Volunteers will be deliberately infected with Covid-19 in human vaccine studies in London | London


To London Covid A vaccine study that will deliberately inject participants with the virus is set to receive £ 33.6million in funding from the government.

Studies in partnership with Imperial College London, hVIVO and the Royal Free London NHS Foundation Trust initially seek to find the smallest amount of virus needed to cause Covid-19 infection in small groups of healthy young people , which present the lowest risk of harm.

They will be carried out under strict conditions at the Royal Free Hospital in London and will feature healthy young adults, carefully selected by researchers, who will be paid for their involvement.

After the initial study, the volunteers will be followed for one year.

Peter Openshaw, from Imperial College London, said the first part of the trial will involve exposing people to the virus to establish the lowest possible safe dose.

“As a first step, until May of next year, we plan to increase the dose and determine the exact safety.

“Once that’s done, we’ll be ready to test the vaccines face to face and compare different vaccines,” he said.

Professor Openshaw, who is a co-investigator on the project which will see humans exposed to Covid-19 in controlled environments, told BBC Radio 4’s Today program that volunteers would be infected through their noses and then monitored “very carefully “.

“(These studies) are extremely informative because we can do very, very careful monitoring under controlled conditions,” he added.

“The purpose of these studies is not to make people sick, but to make the virus replicate in the nose.

“We think that by taking all the precautions we can really limit the infection and then we should be able to do it safely given the great experience we have in this area.”

The news comes after the government’s chief scientific adviser said it was “unlikely” that a coronavirus vaccine would completely stop the disease.

Sir Patrick Vallance said that only one disease – smallpox – had never been completely eradicated.

Giving evidence to the Commons and Lords Joint National Security Strategy Committee, he said that in the future, treatment for Covid-19 may look more like seasonal flu.

Sir Patrick said that over the next few months it will become clear whether there are vaccines that protect and for how long.

He added that, if a number of candidates elicit an immune response, only phase three trials will show whether they are preventing people from getting infected.

Officials said human challenge trials offer potential to accelerate vaccine development Crédit: David Cheskin / PA

Principal investigator of the Human Challenges Study, Dr Chris Chiu, Imperial College London, said: “Our number one priority is the safety of volunteers.

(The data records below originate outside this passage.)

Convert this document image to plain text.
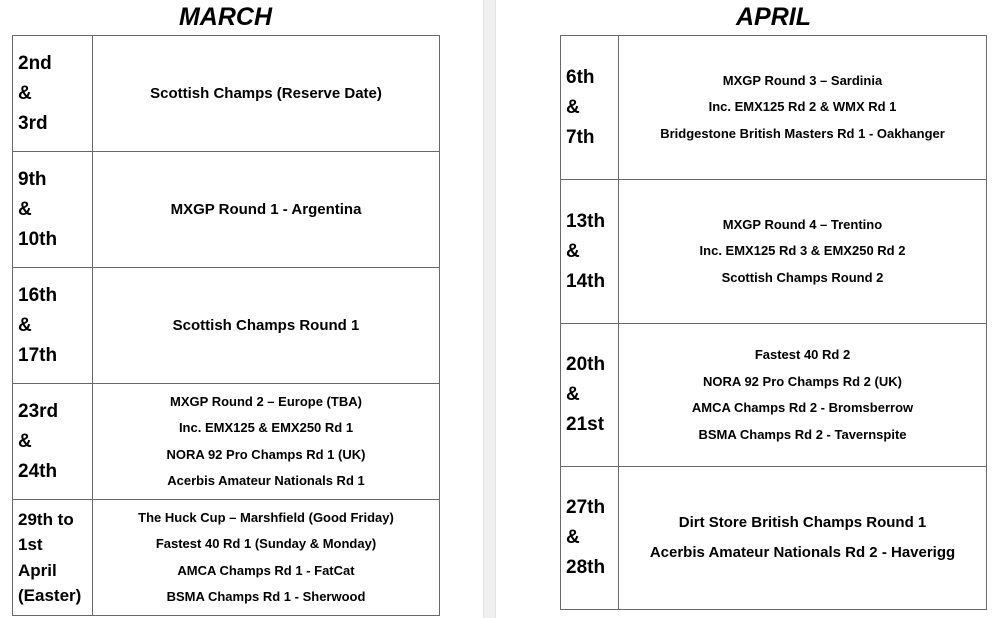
MARCH
2nd
&
3rd	Scottish Champs (Reserve Date)

9th
&
10th	MXGP Round 1 - Argentina

16th
&
17th	Scottish Champs Round 1

23rd
&
24th	MXGP Round 2 – Europe (TBA)
Inc. EMX125 & EMX250 Rd 1
NORA 92 Pro Champs Rd 1 (UK)
Acerbis Amateur Nationals Rd 1

29th to
1st
April
(Easter)	The Huck Cup – Marshfield (Good Friday)
Fastest 40 Rd 1 (Sunday & Monday)
AMCA Champs Rd 1 - FatCat
BSMA Champs Rd 1 - Sherwood
APRIL
6th
&
7th	MXGP Round 3 – Sardinia
Inc. EMX125 Rd 2 & WMX Rd 1
Bridgestone British Masters Rd 1 - Oakhanger

13th
&
14th	MXGP Round 4 – Trentino
Inc. EMX125 Rd 3 & EMX250 Rd 2
Scottish Champs Round 2

20th
&
21st	Fastest 40 Rd 2
NORA 92 Pro Champs Rd 2 (UK)
AMCA Champs Rd 2 - Bromsberrow
BSMA Champs Rd 2 - Tavernspite

27th
&
28th	Dirt Store British Champs Round 1
Acerbis Amateur Nationals Rd 2 - Haverigg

No study is completely risk-free, but the partners of the Human Challenge Program will work hard to ensure that we reduce the risks as low as possible.

“The UK’s experience and expertise in human provocation trials, as well as the broader science of Covid-19, will help us fight the pandemic, to the benefit of people in the UK And in the world.”

Kate Bingham, chair of the government working group on vaccines, said: “This research will improve understanding of the virus, the biology of the disease, the signs that a person is protected from infection or the development of the disease, vaccine candidates, and will help make decisions about research, whether it is to be conducted safely and on the basis of up-to-date evidence.

“We can learn a lot in terms of immunity, duration of vaccine protection and reinfection.”

England’s Deputy Chief Medical Officer Professor Jonathan Van-Tam said: “First, for the many vaccines still in the midst of their development, challenge studies in humans can help select the most promising for. move forward into larger phase three trials.

“Second, for vaccines that are in late stages of development and have already proven their safety and efficacy through phase three studies, human challenge studies could help us better understand whether vaccines prevent transmission and prevent disease.”